Throughout his career Pedro Vélez has combined verbal and visual practices using a wide range of mediums including painting, photography, large-scale collages, collaborations, printed ephemera, and web-based works. Journalism, political corruption, coercion and morality have been recurring themes in his work. In recent years his new body of paintings encapsulate how our intimacy is disrupted, occupied, and influenced by our political and digital selves, and by the wild landscape of social media alerts and relentless news cycles.

In 2024 Vélez received a NALAC (National Association of Latino Arts and Cultures) Fund for the Arts grant, and in 2021 the artist won a research grant and residency award from the Kone Foundation / Saari Residency in Finland. In 2019 he was included in the historical survey Net Art Anthology, curated by Michael Connor and Aria Dean, at Rhizome. In 2014 he participated in the Whitney Biennial.

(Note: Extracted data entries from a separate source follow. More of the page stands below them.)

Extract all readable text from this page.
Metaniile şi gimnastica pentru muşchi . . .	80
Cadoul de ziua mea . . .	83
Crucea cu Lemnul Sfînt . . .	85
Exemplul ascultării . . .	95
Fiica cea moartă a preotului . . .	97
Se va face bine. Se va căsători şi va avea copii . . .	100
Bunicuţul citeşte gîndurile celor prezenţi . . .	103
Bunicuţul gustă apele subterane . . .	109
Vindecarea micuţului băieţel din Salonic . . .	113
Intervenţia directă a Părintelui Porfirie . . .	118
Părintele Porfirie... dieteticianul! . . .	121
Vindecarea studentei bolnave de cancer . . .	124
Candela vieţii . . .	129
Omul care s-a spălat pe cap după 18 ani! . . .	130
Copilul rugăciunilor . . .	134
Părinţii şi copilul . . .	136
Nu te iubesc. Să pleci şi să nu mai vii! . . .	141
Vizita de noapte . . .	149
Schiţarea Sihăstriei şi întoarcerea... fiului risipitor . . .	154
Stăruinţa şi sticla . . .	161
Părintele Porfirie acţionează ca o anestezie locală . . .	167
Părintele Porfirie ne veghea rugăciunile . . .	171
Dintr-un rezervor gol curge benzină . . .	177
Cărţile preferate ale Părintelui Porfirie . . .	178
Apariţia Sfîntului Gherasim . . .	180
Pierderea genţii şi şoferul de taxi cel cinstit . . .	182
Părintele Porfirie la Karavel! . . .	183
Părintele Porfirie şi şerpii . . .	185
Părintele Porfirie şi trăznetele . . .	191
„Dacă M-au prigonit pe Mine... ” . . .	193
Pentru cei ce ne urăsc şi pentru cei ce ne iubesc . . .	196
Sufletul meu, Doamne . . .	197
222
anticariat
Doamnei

Recent exhibitions include:

Persistence/Persistencia: The Lion’s Roar in the Puerto Rican Arts, curated by Jorge Félix, at the Puerto Rican Arts Alliance, Chicago;
“Arrivals and Departures: Migratory experience in Contemporary Puerto Rican art”, curated by Laura Bravo, Taller Puertorriqueño, Philadelphia; Sense & Sensibility, curated by Linda Dorman and Tom Torluemke at South Shore Arts in Indiana; “Texas Collects: Carter/Wynne Collection”, Site 131, Dallas; “This is America”, curated by Fatima Laster, 5Points, Milwaukee; “Sun Drenched Disasters”, curated by Dianne Brás Feliciano and Timo Tuhkanen, at Myymala2, Helsinki; Future Fair NYC with Season Gallery; “New Rican Identities of Disaster Capitalism” (performative lecture) at PRSA 13th Conference, Rutgers University; “ Hurricanes, Political Earthquakes, Quiet Protests, Neurotic Tweets” (solo) at Liliana Bloch in Dallas; “Beyond the Canvas”, curated by Monica Ramirez-Montagut and Warren James, at the Newcomb Museum, NOLA; “Affirmations: Social Media, Love and Healing in the Age of María" (solo) curated by Anna Astor, Cuadrado Gris, Barrio Obrero, PR.

His work has been discussed in Artforum, Chicago Tribune, Miami Herald, Frieze, Pelican Bomb, Daily Serving, and Heather Warren Crow’s book Girlhood and the Plastic Image among many others. For 12 years Vélez worked as a critic for Artnet covering the scenes in Puerto Rico and the Midwest. His writing has been published in Newcity Chicago, New Art Examiner, Art F City, and Arte al Día.